Working from a country that is not the one you are trying to aid also creates new problems, such as making sure that the money or supplies actually go to where you want them to go. Money can easily stay in the hands of corrupt officials, whereas supplies such as vaccines might not find their way to the destination, if there is no suitable transport. Now, I am not saying that all development cooperation is bad. If you are an actual surgeon in the middle of an immediate crisis in an African country, being there and helping the locals is great even if you come from the Global North. Some NGOs also do their research better and utilize more ethical methods than others so not all of them are the same.

So, having said all this, I have a confession to make. I am the chair of the Development Cooperation Committee at the Student Union of the University of Helsinki. In the committee, we work to create conversation around development cooperation and increase students’ knowledge on the subject. We also do concrete development cooperation. At the moment, we have a project going on in Mozambique, where the aim is to provide support for students with learning difficulties and/or disabilities, especially girls. We get funding from the university and the state. Before, we’ve had projects in places like Bangladesh and Indonesia.

So, why on earth am I still involved in development cooperation after finding out about all of its shortcomings? Am I not part of the problem? Well, the way I see it, keeping away from development cooperation does not solve anything. Former colonizers own former colonized countries all the help they can give because it is largely due to colonization that the formerly colonized countries have not been able to develop as much as they otherwise could have.

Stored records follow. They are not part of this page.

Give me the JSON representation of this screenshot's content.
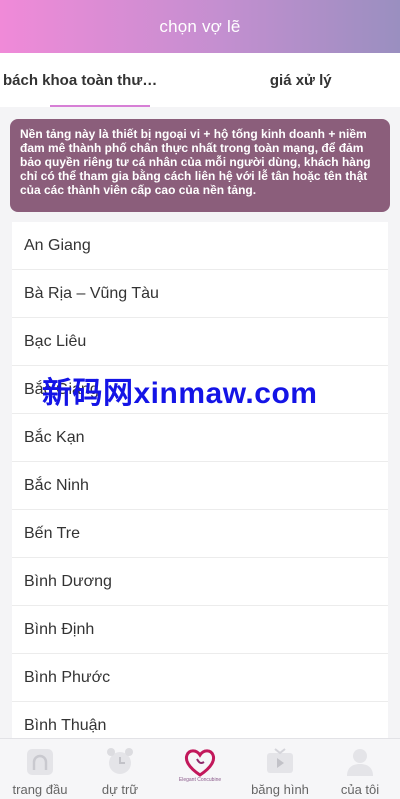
{
  "header": {
    "title": "chọn vợ lẽ"
  },
  "tabs": [
    {
      "label": "bách khoa toàn thư…",
      "active": true
    },
    {
      "label": "giá xử lý",
      "active": false
    }
  ],
  "notice": {
    "text": "Nền tảng này là thiết bị ngoại vi + hộ tống kinh doanh + niềm đam mê thành phố chân thực nhất trong toàn mạng, để đảm bảo quyền riêng tư cá nhân của mỗi người dùng, khách hàng chỉ có thể tham gia bằng cách liên hệ với lễ tân hoặc tên thật của các thành viên cấp cao của nền tảng."
  },
  "provinces": [
    "An Giang",
    "Bà Rịa – Vũng Tàu",
    "Bạc Liêu",
    "Bắc Giang",
    "Bắc Kạn",
    "Bắc Ninh",
    "Bến Tre",
    "Bình Dương",
    "Bình Định",
    "Bình Phước",
    "Bình Thuận"
  ],
  "watermark": "新码网xinmaw.com",
  "tabbar": {
    "home": "trang đầu",
    "reserve": "dự trữ",
    "center_brand": "Elegant Concubine",
    "video": "băng hình",
    "mine": "của tôi"
  },
  "colors": {
    "header_start": "#f08ad8",
    "header_end": "#9a8fc0",
    "notice_bg": "#8b5e7b",
    "tab_indicator": "#d77fd6",
    "watermark": "#1414e6"
  }
}
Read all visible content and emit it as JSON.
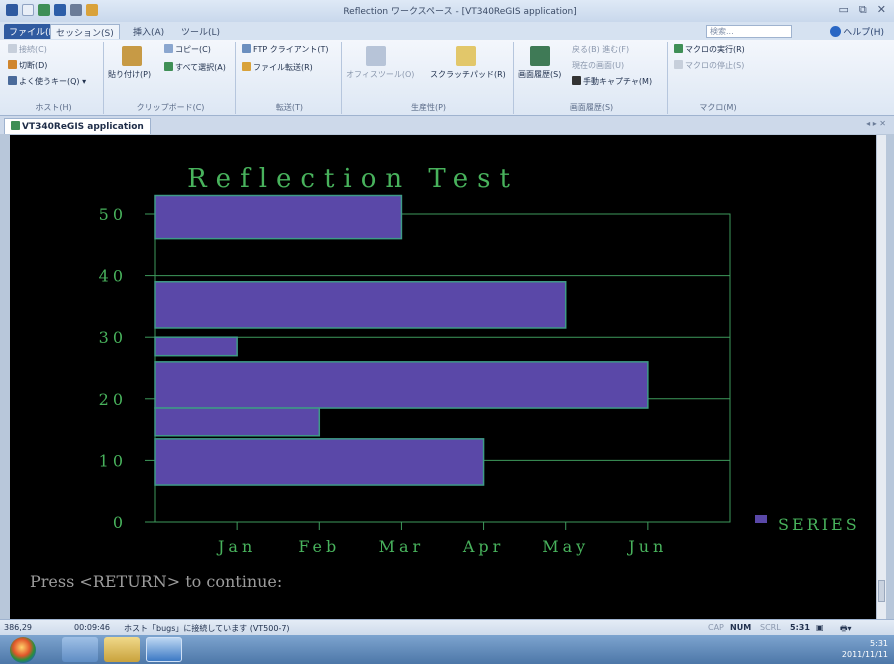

Yes, development cooperation can be inefficient and at its worst, make things worse in the countries it is trying to help. However, stopping cooperation altogether is not the solution because in the age of globalization, international cooperation also has the potential to bring about so many good things.

In the development cooperation committee, we acknowledge the problems of development cooperation and are trying to do better. Of course we also make mistakes because changing structural inequalities is pretty damn hard and time consuming. We also try to inform people on the issues that development cooperation has for example on social media and in fact have a whole team for that. Is any of that going to have a real impact? Probably not since we’re a group of like 15 students. However, I do think it is important to try because if no one does, things are never going to change.